637 A.2d 830 (D.C. 1994)



The elements of civil conspiracy are: (1) an agreement between two or more persons; (2) to participate in an unlawful act, or in a lawful act in an unlawful manner; and (3) an injury caused by an unlawful overt act performed by one of the parties to the agreement (4) pursuant to, and in furtherance of, the common scheme. In addition, civil conspiracy depends on the performance of some underlying tortious act. It is thus not an independent action; it is, rather, a means for establishing vicarious liability for the underlying tort. 


Appellant client was a general partner is a partnership with her brother and sister. The law firm represented the partnership, as well as the brother and the sister on matters relating to the partnership. When the law firm refused the client access to the files concerning such representation, she alleged ethical violations. The law firm argued that she had retained other counsel to represent her, which precluded their representation of her, and, thus, she was not entitled to access to the files. The appellee court granted appellee summary judgment. On appeal, the court affirmed the grant of summary judgment to the law firm regarding the client's claim of civil conspiracy. The court reversed the grant as to the remaining ethical violation claims, and remanded for trial.


Did appellee successfully allege a civil conspiracy?

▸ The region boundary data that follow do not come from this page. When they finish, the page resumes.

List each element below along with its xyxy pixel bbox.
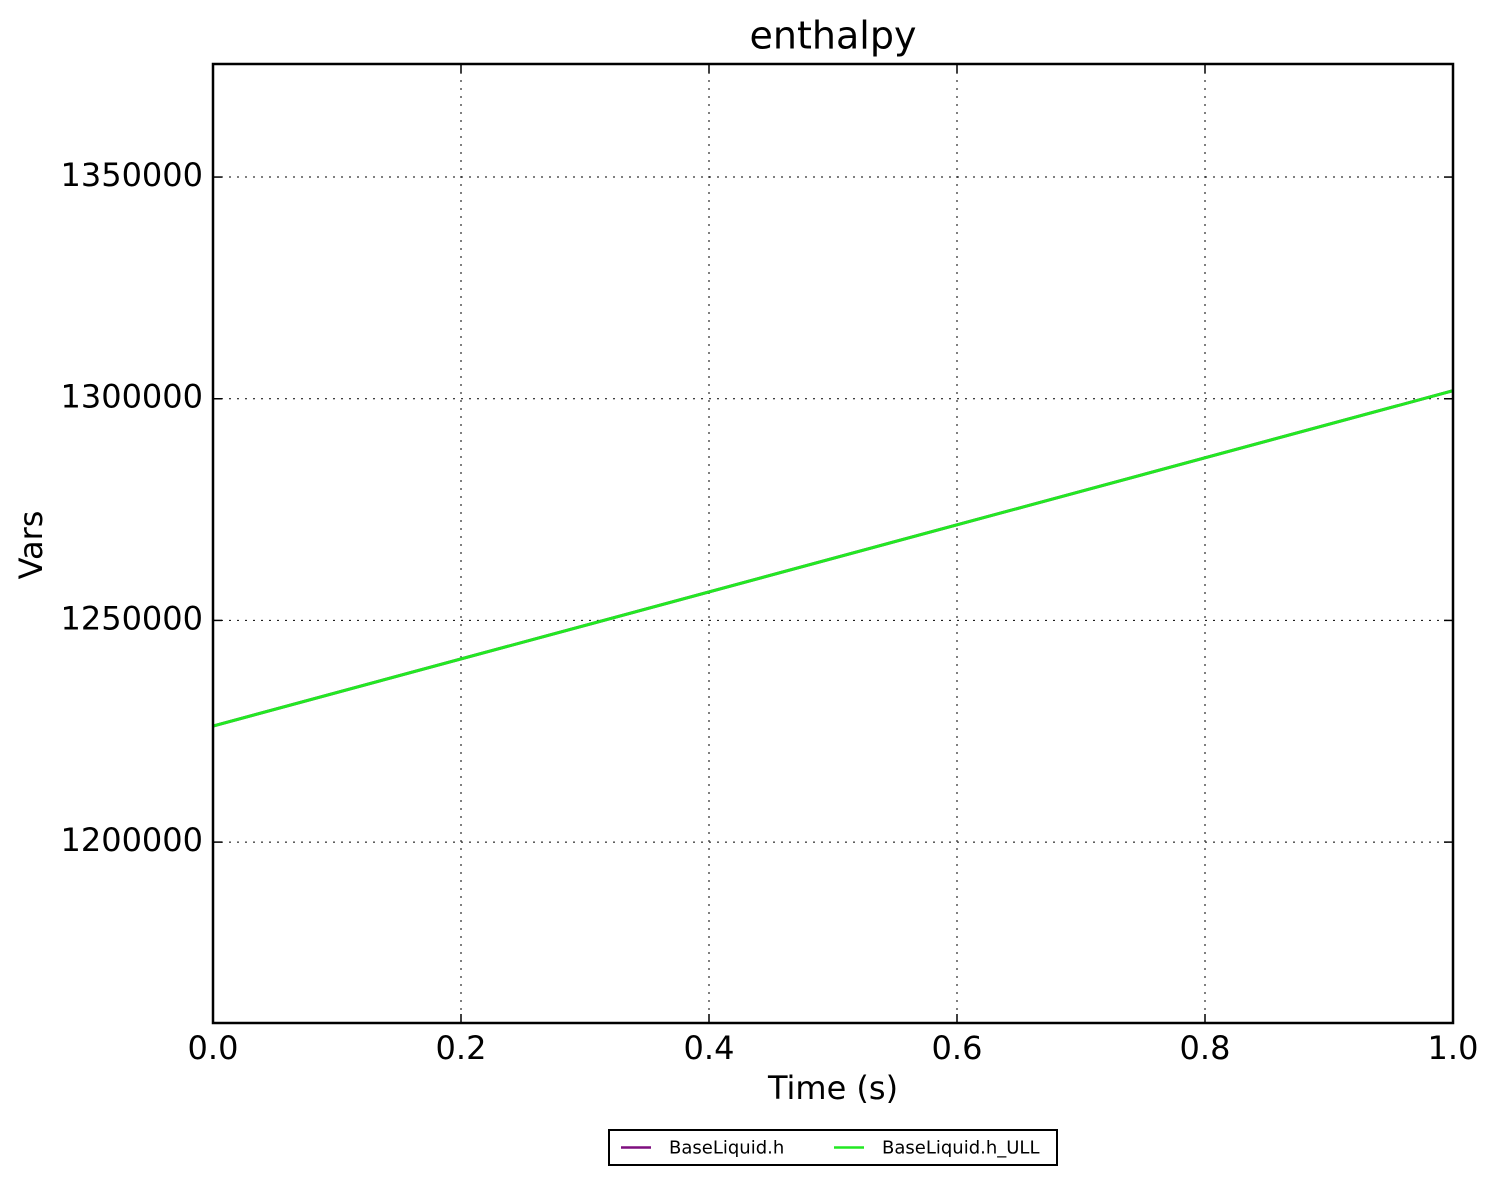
y-tick-label: 1200000 — [60, 821, 203, 859]
legend-label: BaseLiquid.h — [669, 1138, 784, 1159]
x-tick-label: 0.4 — [684, 1029, 735, 1067]
y-tick-label: 1250000 — [60, 599, 203, 637]
x-tick-label: 0.0 — [188, 1029, 239, 1067]
legend-label: BaseLiquid.h_ULL — [882, 1138, 1039, 1159]
line-series — [212, 389, 1454, 728]
legend-box — [608, 1129, 1058, 1166]
x-axis-label: Time (s) — [767, 1069, 898, 1107]
plot-frame — [211, 62, 1455, 1025]
x-tick-label: 0.6 — [932, 1029, 983, 1067]
x-tick-label: 1.0 — [1428, 1029, 1479, 1067]
x-tick-label: 0.8 — [1180, 1029, 1231, 1067]
x-tick-label: 0.2 — [436, 1029, 487, 1067]
y-tick-label: 1350000 — [60, 156, 203, 194]
y-tick-label: 1300000 — [60, 378, 203, 416]
y-axis-label: Vars — [12, 511, 50, 580]
chart-title: enthalpy — [750, 14, 917, 58]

The court agreed that the client failed to plead a civil conspiracy. Appellee contends that her claim for breach of fiduciary duty is the underlying tortious act, and thus that summary judgment should not have been granted in defendants' favor. Griva has not successfully alleged a civil conspiracy. Griva does not allege any agreement, and she does not claim actual damages; she merely seeks nominal damages of $ 1. The trial court, therefore, correctly entered summary judgment on claim two in appellees' favor.